Jan. 2024 | Infobatch: Dataset Pruning On The Fly

Zangwei Zheng, zangwei@u.nus.edu
National University of Singapore

ICLR 2024 Oral
Other version: [arXiv] [Code] [中文]
Discuss on twitter with the author.

TL;DR

Multi-epoch training can be accelerated by skipping well-learned samples or easy samples. Infobatch is a dynamic data pruning method that rescales the loss and update the data sampler on the fly for lossless performance. It achieves 20% to 40% speedup on tasks ranging from image classification, semantic segmentation, vision pertaining, diffusion model, and LLM instruction fine-tuning.

overview

How does Infobatch work?

We provide a plug-and-play pytorch implementation for Infobatch (and still under active development). With the following three lines, you can easily apply Infobatch to your training code.

code

Here we give a brief explanation of InfoBatch algorithm. First, InfoBatch will randomly drop 1-ratio of the samples with loss smaller than averaged loss over all samples. The paper discusses more complicated strategies, but for now we implement the simplest one, which is already very effective. Second, InfoBatch will rescale the loss of the remaining samples with loss smaller than averaged loss by a factor of 1/(1-ratio). This is to ensure that the lossless performance is maintained. Third, at the end of training, InfoBatch will pass through all the samples to mitigate forgetting. The hyperparameter delta controls the ratio of epochs performing dataset pruning on the fly. ratio=0.5, delta=0.875 are good hyperparameters to start with.

In the code above, the first change wraps the dataset and the order index is organized. We need to pass the InfoBatch sampler to the dataloader constructor in the second change. The last change rescales the loss and update the sampler with the loss between the forward and backward pass. For more mathematric discussion and ablation studies, please refer to the paper. For parallel training, please refer to the code.

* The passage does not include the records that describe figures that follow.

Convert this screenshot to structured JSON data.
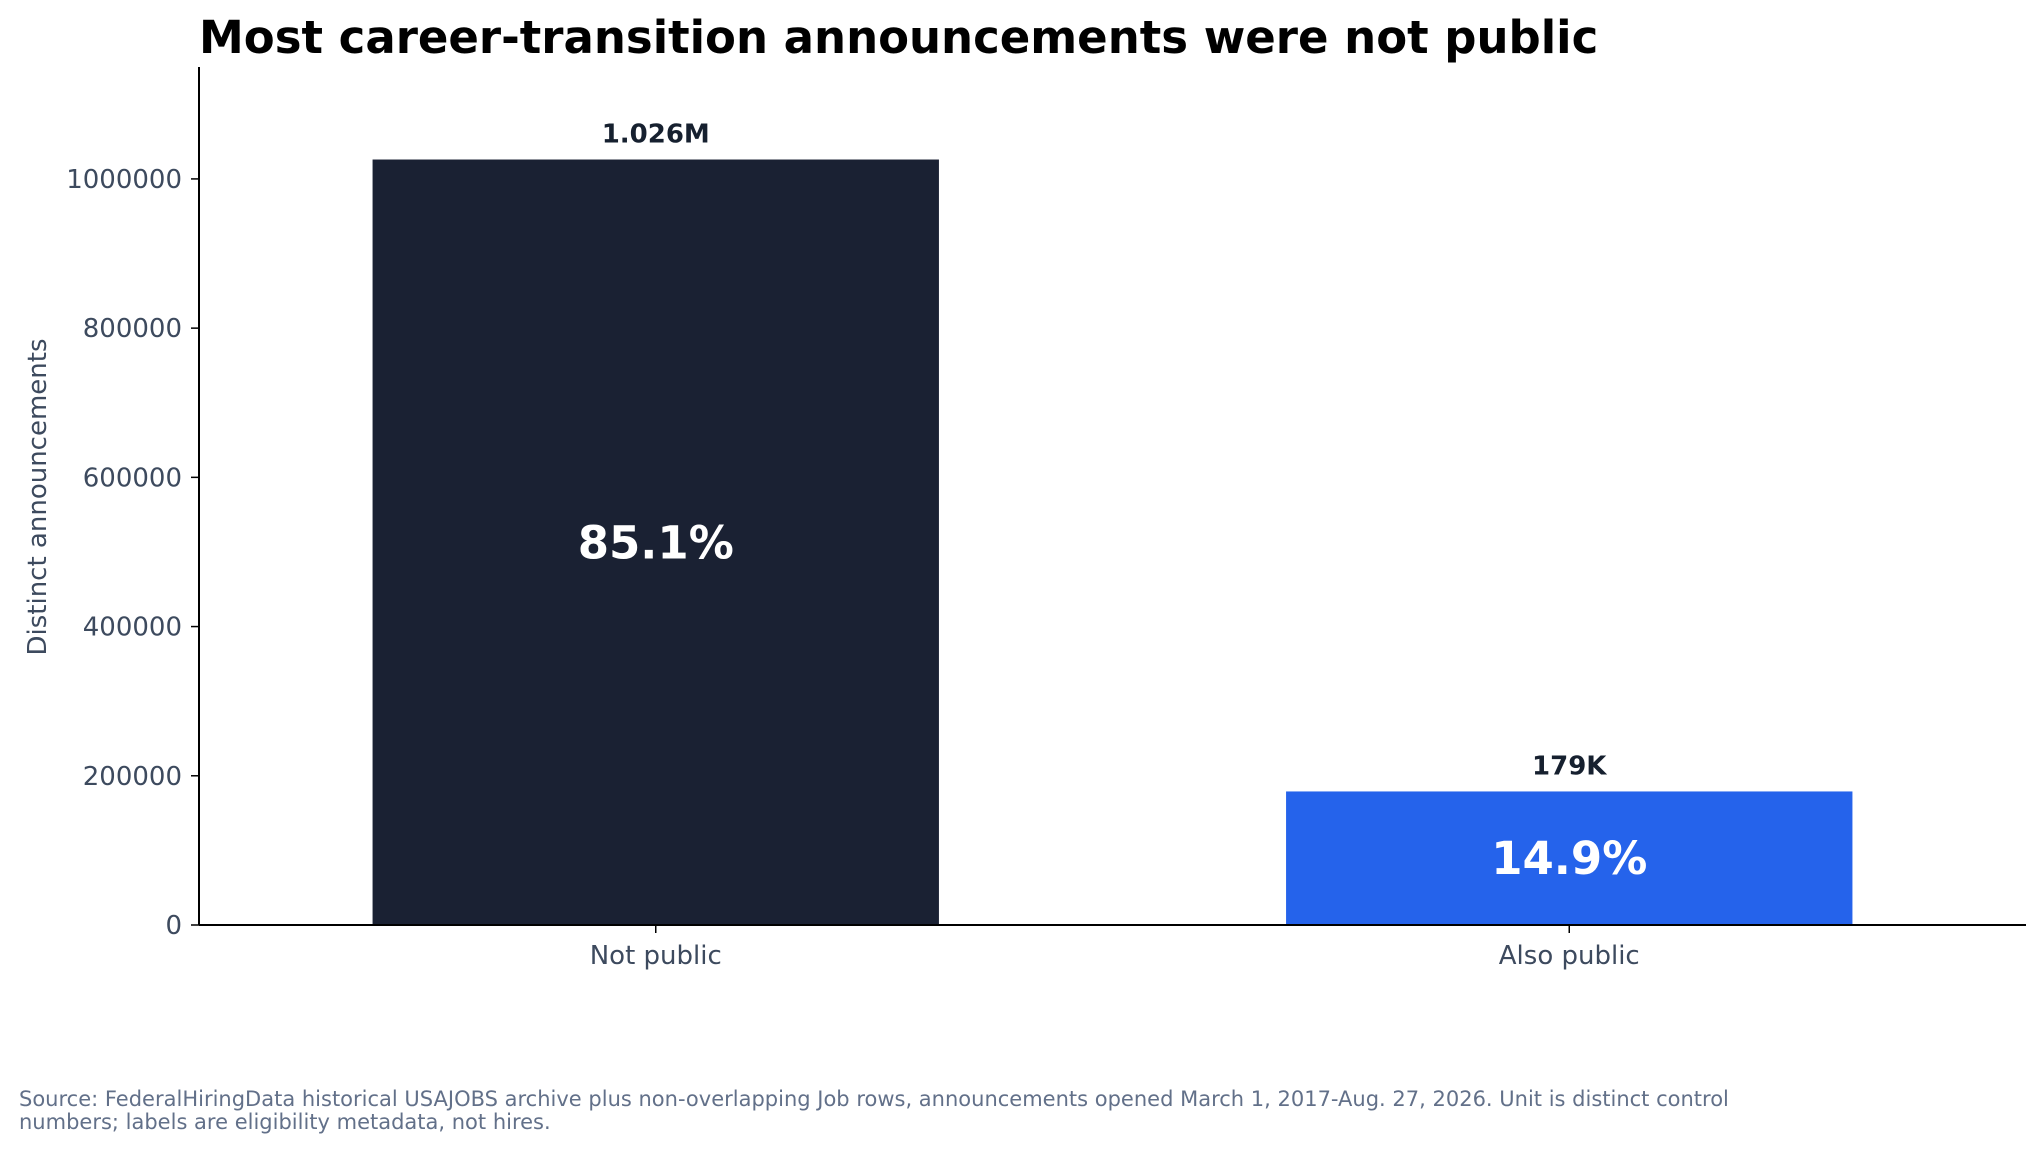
{
  "chart_data": {
    "type": "bar",
    "title": "Most career-transition announcements were not public",
    "xlabel": "",
    "ylabel": "Distinct announcements",
    "categories": [
      "Not public",
      "Also public"
    ],
    "values": [
      1026000,
      179000
    ],
    "value_labels": [
      "1.026M",
      "179K"
    ],
    "percent_labels": [
      "85.1%",
      "14.9%"
    ],
    "colors": [
      "#1a2133",
      "#2563eb"
    ],
    "yticks": [
      0,
      200000,
      400000,
      600000,
      800000,
      1000000
    ],
    "ytick_labels": [
      "0",
      "200000",
      "400000",
      "600000",
      "800000",
      "1000000"
    ],
    "ylim": [
      0,
      1150000
    ],
    "grid": false,
    "legend": "none"
  },
  "source": "Source: FederalHiringData historical USAJOBS archive plus non-overlapping Job rows, announcements opened March 1, 2017-Aug. 27, 2026. Unit is distinct control numbers; labels are eligibility metadata, not hires."
}
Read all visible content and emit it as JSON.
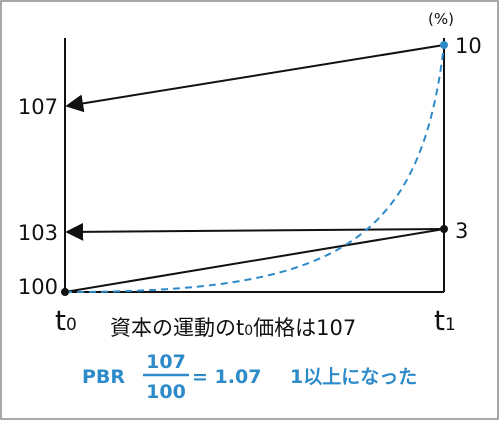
{
  "diagram": {
    "unit_label": "(%)",
    "y_labels": {
      "top": "107",
      "middle": "103",
      "bottom": "100"
    },
    "right_labels": {
      "top": "10",
      "middle": "3"
    },
    "x_labels": {
      "start_base": "t",
      "start_sub": "0",
      "end_base": "t",
      "end_sub": "1"
    },
    "caption": {
      "part1": "資本の運動のt",
      "sub": "0",
      "part2": "価格は107"
    },
    "formula": {
      "prefix": "PBR",
      "numerator": "107",
      "denominator": "100",
      "result": "= 1.07",
      "note": "1以上になった"
    },
    "colors": {
      "line": "#111111",
      "curve": "#2e8bc9",
      "accent_text": "#2e8bc9",
      "border": "#8c8c8c"
    }
  }
}
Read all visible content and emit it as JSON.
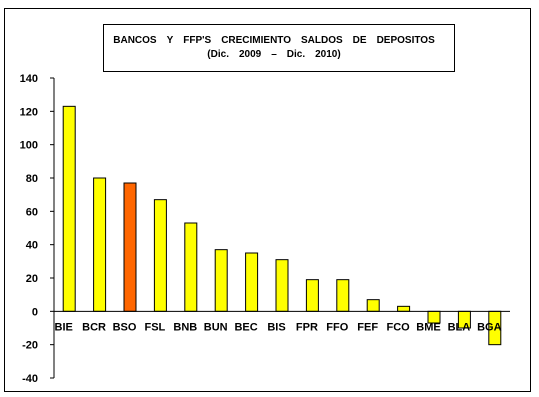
{
  "chart_data": {
    "type": "bar",
    "title": "BANCOS Y FFP'S CRECIMIENTO SALDOS DE DEPOSITOS ",
    "subtitle": "(Dic. 2009 – Dic. 2010) ",
    "categories": [
      "BIE",
      "BCR",
      "BSO",
      "FSL",
      "BNB",
      "BUN",
      "BEC",
      "BIS",
      "FPR",
      "FFO",
      "FEF",
      "FCO",
      "BME",
      "BLA",
      "BGA"
    ],
    "category_labels": [
      "BIE ",
      "BCR ",
      "BSO ",
      "FSL ",
      "BNB ",
      "BUN ",
      "BEC ",
      "BIS ",
      "FPR ",
      "FFO ",
      "FEF ",
      "FCO ",
      "BME ",
      "BLA ",
      "BGA "
    ],
    "values": [
      123,
      80,
      77,
      67,
      53,
      37,
      35,
      31,
      19,
      19,
      7,
      3,
      -7,
      -10,
      -20
    ],
    "ylim": [
      -40,
      140
    ],
    "yticks": [
      -40,
      -20,
      0,
      20,
      40,
      60,
      80,
      100,
      120,
      140
    ],
    "ytick_labels": [
      "-40 ",
      "-20 ",
      "0 ",
      "20 ",
      "40 ",
      "60 ",
      "80 ",
      "100 ",
      "120 ",
      "140 "
    ],
    "highlight_index": 2,
    "colors": {
      "bar": "#ffff00",
      "highlight": "#ff6600",
      "outline": "#000000"
    },
    "grid": false,
    "legend": "none"
  }
}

A wide range of applications

The idea behind Infobatch is very simple, but it is very effective in a wide range of applications.

  • Image classification: While all previous methods fail to maintain the lossless performance, Infobatch can achieve 40% speedup without loss of accuracy.
  • MAE pretraining: Infobatch saves 20% of training time for ViT and Swin without loss of downstream accuracy.
  • Semantic segmentation: Infobatch saves 40% of training time without degradation of mIoU.
  • Diffusion model: Infobatch saves 27% of training time with comparable FID score.
  • LLM instruction fine-tuning: Infobatch can save 20% of training time.